Maybe you do. I don't know. But all of us have this relationship as Christians that John Wesley, in his commentary on this chapter, called being spiritual Nazarites. Wesley says that each of us as Christians are spiritual Nazarites.

We're people who are set apart for a covenant relationship with God through Jesus, and We're called to use the power, the gifts that God gives us through us for God's work. And this is where Samson fell the most short. Again, his hair grows back when he's in prison. His strength comes back.

The outward sign of his consecration, this covenant, it was restored. And then this final feat of strength, he pushes the temple pillars down and he goes out in this blaze of destruction.

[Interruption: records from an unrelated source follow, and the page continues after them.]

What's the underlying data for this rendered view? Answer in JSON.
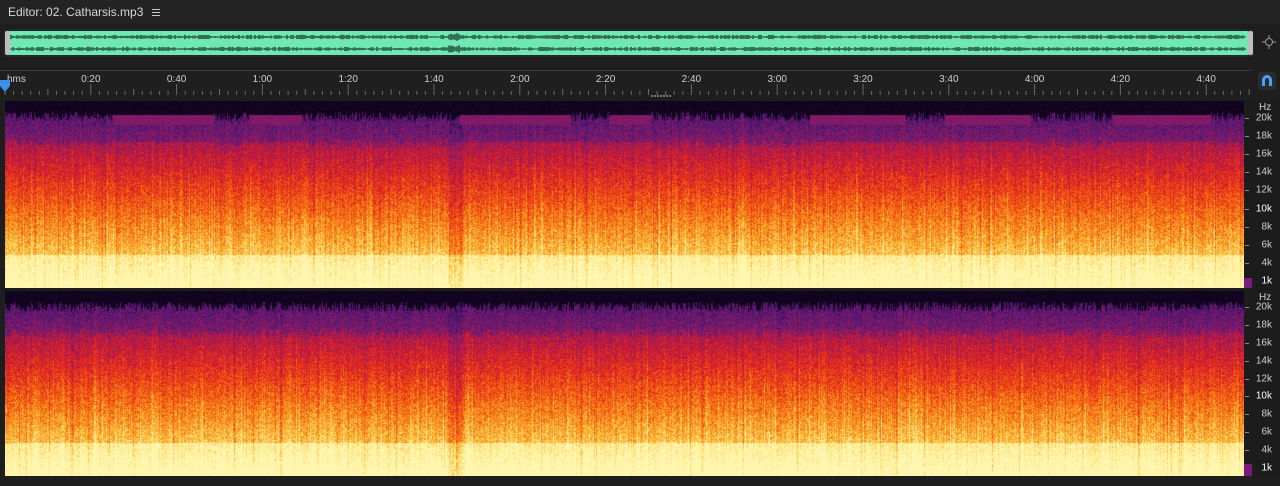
{
  "editor": {
    "title": "Editor: 02. Catharsis.mp3",
    "menu_icon": "hamburger-menu-icon"
  },
  "overview": {
    "waveform_color": "#6fe8b4",
    "waveform_dark": "#1a3a2e"
  },
  "ruler": {
    "unit": "hms",
    "ticks": [
      "0:20",
      "0:40",
      "1:00",
      "1:20",
      "1:40",
      "2:00",
      "2:20",
      "2:40",
      "3:00",
      "3:20",
      "3:40",
      "4:00",
      "4:20",
      "4:40"
    ]
  },
  "frequency_scale": {
    "unit": "Hz",
    "labels": [
      {
        "text": "20k",
        "bold": false
      },
      {
        "text": "18k",
        "bold": false
      },
      {
        "text": "16k",
        "bold": false
      },
      {
        "text": "14k",
        "bold": false
      },
      {
        "text": "12k",
        "bold": false
      },
      {
        "text": "10k",
        "bold": true
      },
      {
        "text": "8k",
        "bold": false
      },
      {
        "text": "6k",
        "bold": false
      },
      {
        "text": "4k",
        "bold": false
      },
      {
        "text": "1k",
        "bold": true
      }
    ]
  },
  "spectrogram": {
    "palette": [
      "#050208",
      "#2a0a4a",
      "#5a1a7a",
      "#9a1a5a",
      "#d81a2a",
      "#f04a10",
      "#f8901a",
      "#fcd050",
      "#fff6b0"
    ]
  },
  "icons": {
    "zoom": "zoom-to-fit-icon",
    "snap": "magnet-snap-icon",
    "playhead": "playhead-marker-icon"
  }
}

And his last act, right, despite calling to be a wise judge over his people is this vengeance. Um.

.. And again, we hear that God has been silent through it all. And now, as he prays once more, God is silent again, not giving an answer.

And the covenant between God and Samson has been severed. But the physical gift remains. He still has that gift he was born with of strength, symbolized by his hair. And this tells us something crucial about our relationship with God.

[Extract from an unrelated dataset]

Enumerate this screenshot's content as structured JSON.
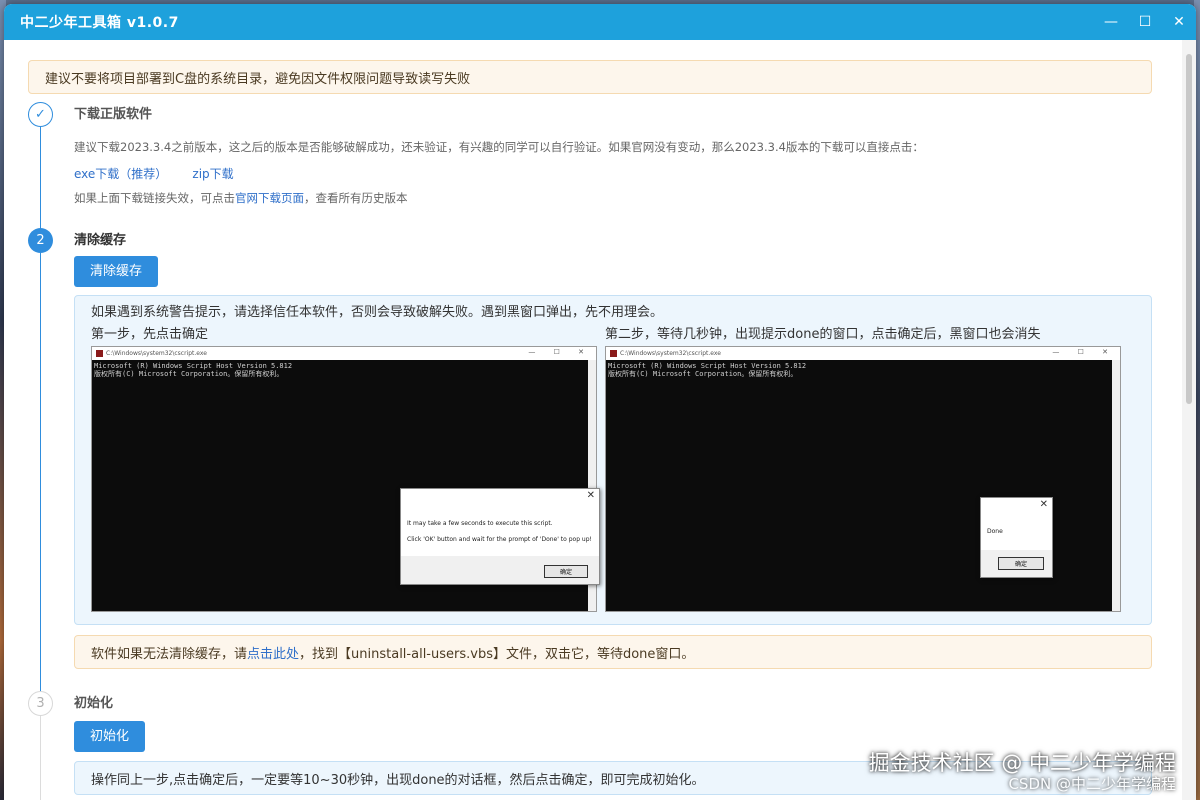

the gifts that God gave us can carry on, even whenever we become detached from the God that gave them to us. We can be like Samson, who is visibly a Nazarite. We can move through the motions of our faith, despite having let the spiritual aspect of our relationship with God wither. We can preach.

We can engage in mission in our community. We can teach. We can attend worship. We can give all these Christian things.

We can keep doing those things. But if our hearts have drifted from God to ourselves, something has changed. Samson is still strong. We would still have those gifts.

But he was going at it alone. We'd be going at it alone. This gift that God had given him for liberation became a tool of vengeance. Samson expected God to show up no matter what, even as he couldn't be bothered to fulfill his vows to God.

And this issue... of separating our gifts from the reason that we're given them is a danger for all of us that we could all have.

We can forget that the source of our power isn't our long hair or our talents or our titles, our respect, the influence we've gained through our lives, through the resources we've accumulated. None of those are where our power comes from. The power that matters is in our relationship. with God, our ongoing faithfulness to the covenant that we made when we were baptized.

And the story of Samson is just so painful because he's called to something so good. He's called to be this messianic hero, but instead wastes his gifts as this self-serving fool. He never understood the freedom he was meant to bring his people had to first begin with his commitment to the God whose nature is freedom and grace and justice. And as spiritual Nazarites, that's true for us, we are set apart to be instruments of God.

of liberation, of justice, of peace. And that means actively embodying that love in the world, that we do what the general rules of the United Methodist Church say, do no harm, do good, attend upon the ordinances of God. If Samson had done those three things, can you imagine? And so the question for us is never really, do I have the strength to do this thing or that thing? The question is, am I still in the relationship that is the source of that strength? Are we letting our own self-centeredness, our pride, our need for vengeance or control grow until we're blind, until we're serving someone else entirely? the power that God has given us to be heroes like Samson, each in our own way, comes from a life in God's presence, living with God, using God's gifts for God's kingdom. May it be so.

In the name of the Father and the Son and the Holy Spirit. Amen.